Dewey Denning did his homework. Mr. Denning, former Dixie State College Student Association president, said he chose the Jon M. Huntsman School of Business for his graduate work, in part, because of all the positive things he heard about the school from other people.
He said the Huntsman School of Business seems to have a clear vision of what it wants to do.
"My impression is that the school, its faculty and programs are all about ensuring that students succeed," said Mr. Denning. "I wanted to come here and be a part of that."
Others did their research by coming to USU to see the campus for themselves.
Meagan Dent, a freshman from Hyde Park, Utah, said that she knew she wanted to come to Utah State and the Huntsman School of Business after she went on a field trip with her English 1010 class and toured the George S. Eccles Business Building.
"We went through all the buildings, and we came in here (the George S. Eccles Business Building) and it felt so clean and so nice and everybody was just so friendly that I thought, okay, I want to go to Utah State and major in business," said Ms. Dent.

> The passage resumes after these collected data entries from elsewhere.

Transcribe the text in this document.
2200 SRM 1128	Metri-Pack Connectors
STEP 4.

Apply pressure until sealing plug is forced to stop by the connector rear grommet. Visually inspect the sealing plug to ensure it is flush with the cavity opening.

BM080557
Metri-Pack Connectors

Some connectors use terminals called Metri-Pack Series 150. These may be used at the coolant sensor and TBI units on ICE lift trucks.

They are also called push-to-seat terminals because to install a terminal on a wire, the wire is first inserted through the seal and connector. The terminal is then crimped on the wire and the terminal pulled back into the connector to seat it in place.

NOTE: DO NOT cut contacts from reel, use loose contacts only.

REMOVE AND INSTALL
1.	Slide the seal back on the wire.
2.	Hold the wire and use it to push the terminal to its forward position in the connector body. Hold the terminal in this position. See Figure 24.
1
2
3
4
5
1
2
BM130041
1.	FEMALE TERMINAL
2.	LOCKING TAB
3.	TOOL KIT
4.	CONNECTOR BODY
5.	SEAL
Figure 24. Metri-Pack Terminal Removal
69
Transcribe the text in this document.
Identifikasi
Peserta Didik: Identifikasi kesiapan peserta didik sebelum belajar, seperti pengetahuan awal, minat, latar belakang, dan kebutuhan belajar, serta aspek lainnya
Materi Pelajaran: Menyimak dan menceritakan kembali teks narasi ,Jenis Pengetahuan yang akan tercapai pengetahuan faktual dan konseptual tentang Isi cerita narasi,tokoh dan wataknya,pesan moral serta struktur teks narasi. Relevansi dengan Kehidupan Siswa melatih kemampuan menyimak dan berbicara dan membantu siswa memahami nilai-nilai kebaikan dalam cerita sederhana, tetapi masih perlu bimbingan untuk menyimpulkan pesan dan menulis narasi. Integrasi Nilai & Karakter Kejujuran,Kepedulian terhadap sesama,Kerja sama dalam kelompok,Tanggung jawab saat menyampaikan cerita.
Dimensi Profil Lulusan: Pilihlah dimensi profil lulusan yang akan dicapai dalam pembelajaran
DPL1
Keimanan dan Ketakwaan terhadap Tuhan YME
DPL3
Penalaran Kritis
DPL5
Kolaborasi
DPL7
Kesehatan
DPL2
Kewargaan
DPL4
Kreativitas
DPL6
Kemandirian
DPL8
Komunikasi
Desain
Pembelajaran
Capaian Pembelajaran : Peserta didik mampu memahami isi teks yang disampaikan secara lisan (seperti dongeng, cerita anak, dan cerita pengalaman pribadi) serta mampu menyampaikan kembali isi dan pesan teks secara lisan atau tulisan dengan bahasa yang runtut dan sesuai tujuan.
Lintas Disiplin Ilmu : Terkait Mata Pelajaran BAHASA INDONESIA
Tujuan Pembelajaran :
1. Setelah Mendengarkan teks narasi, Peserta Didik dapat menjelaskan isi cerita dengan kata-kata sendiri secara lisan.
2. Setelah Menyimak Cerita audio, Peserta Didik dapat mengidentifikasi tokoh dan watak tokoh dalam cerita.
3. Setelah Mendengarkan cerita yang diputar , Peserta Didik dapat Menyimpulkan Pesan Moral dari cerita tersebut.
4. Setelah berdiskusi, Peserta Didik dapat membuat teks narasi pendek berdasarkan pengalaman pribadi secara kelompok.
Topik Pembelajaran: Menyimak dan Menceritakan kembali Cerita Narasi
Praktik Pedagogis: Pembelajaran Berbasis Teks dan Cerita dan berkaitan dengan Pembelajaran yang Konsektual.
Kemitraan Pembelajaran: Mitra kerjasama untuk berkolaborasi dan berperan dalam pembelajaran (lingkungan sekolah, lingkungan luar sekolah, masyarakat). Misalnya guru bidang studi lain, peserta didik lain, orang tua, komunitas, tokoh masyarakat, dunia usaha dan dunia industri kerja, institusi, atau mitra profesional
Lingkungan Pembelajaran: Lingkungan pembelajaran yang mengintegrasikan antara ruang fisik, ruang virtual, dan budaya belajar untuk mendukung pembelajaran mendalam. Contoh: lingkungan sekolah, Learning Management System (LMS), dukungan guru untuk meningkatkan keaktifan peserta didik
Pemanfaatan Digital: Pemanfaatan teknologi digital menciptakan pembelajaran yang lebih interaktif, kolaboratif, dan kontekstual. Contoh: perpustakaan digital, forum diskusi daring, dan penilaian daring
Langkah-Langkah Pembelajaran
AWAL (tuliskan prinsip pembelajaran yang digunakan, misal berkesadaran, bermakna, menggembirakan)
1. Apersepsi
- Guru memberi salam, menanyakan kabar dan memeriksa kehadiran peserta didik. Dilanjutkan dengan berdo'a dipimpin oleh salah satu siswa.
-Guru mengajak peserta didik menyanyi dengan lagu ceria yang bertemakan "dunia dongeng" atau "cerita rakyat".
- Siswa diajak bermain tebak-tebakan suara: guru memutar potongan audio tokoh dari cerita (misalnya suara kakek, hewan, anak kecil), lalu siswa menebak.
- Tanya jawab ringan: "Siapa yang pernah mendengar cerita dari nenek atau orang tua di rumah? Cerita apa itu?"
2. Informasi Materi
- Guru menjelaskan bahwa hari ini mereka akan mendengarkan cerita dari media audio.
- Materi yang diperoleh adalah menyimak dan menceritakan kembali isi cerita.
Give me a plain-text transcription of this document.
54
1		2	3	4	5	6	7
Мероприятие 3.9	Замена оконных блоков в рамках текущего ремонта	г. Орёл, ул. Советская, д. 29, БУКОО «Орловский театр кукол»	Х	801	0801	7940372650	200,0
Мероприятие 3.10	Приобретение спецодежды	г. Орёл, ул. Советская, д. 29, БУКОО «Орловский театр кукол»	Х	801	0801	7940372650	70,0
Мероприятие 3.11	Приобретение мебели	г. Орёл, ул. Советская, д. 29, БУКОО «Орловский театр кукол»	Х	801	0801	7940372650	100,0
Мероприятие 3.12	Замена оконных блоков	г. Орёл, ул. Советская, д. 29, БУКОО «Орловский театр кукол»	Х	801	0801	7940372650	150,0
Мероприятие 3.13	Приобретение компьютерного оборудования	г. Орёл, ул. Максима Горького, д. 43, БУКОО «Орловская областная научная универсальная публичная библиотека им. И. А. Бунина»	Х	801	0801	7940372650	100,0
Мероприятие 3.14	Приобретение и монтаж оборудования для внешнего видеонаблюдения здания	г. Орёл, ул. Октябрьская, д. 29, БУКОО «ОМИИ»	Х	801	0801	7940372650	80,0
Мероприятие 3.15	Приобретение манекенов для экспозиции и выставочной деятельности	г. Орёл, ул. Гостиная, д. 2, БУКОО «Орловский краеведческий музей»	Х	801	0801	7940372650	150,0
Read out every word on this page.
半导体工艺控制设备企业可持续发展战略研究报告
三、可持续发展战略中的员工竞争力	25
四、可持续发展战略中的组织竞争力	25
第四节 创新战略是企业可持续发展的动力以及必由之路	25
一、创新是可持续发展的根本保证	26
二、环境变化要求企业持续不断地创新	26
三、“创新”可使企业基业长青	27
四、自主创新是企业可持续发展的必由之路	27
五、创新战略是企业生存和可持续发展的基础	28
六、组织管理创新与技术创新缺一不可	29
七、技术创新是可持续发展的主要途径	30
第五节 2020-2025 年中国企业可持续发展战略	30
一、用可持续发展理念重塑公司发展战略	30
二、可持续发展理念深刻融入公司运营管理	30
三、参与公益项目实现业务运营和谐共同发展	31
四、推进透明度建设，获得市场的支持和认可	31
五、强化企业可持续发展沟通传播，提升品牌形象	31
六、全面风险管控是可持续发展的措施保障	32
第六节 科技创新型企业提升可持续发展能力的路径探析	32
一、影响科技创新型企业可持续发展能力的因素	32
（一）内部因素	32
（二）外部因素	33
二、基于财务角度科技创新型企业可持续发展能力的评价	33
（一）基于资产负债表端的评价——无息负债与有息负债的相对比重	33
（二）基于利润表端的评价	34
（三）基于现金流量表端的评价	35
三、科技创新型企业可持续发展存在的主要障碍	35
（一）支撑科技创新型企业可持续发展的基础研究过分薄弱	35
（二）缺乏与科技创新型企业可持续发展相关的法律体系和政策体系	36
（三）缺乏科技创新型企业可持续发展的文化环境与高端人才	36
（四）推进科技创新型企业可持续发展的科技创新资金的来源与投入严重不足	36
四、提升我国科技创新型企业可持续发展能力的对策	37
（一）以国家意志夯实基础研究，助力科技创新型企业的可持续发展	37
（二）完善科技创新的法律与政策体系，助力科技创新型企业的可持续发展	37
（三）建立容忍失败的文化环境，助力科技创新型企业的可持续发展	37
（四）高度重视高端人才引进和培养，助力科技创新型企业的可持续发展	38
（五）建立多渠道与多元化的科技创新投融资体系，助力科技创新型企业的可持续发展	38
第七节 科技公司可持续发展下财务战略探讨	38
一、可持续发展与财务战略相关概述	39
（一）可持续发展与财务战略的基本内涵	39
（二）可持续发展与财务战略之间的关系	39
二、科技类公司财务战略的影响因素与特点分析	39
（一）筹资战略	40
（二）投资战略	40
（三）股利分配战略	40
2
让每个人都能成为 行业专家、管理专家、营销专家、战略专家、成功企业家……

The building has gone through more changes since Ms. Dent first visited USU. When students returned this fall, there were some new visual reminders of the school's theme, "Dare Mighty Things." The phrase comes from an oft-quoted speech given by President Theodore Roosevelt.
Vertical banners on the second floor feature faculty and students who exemplify the theme. Giant glass-mounted photos in the main stairwells also encourage students to take control of their education. New office space has been created on the first floor for experienced professionals called "career accelerators" who help Huntsman students prepare for the job market after graduation.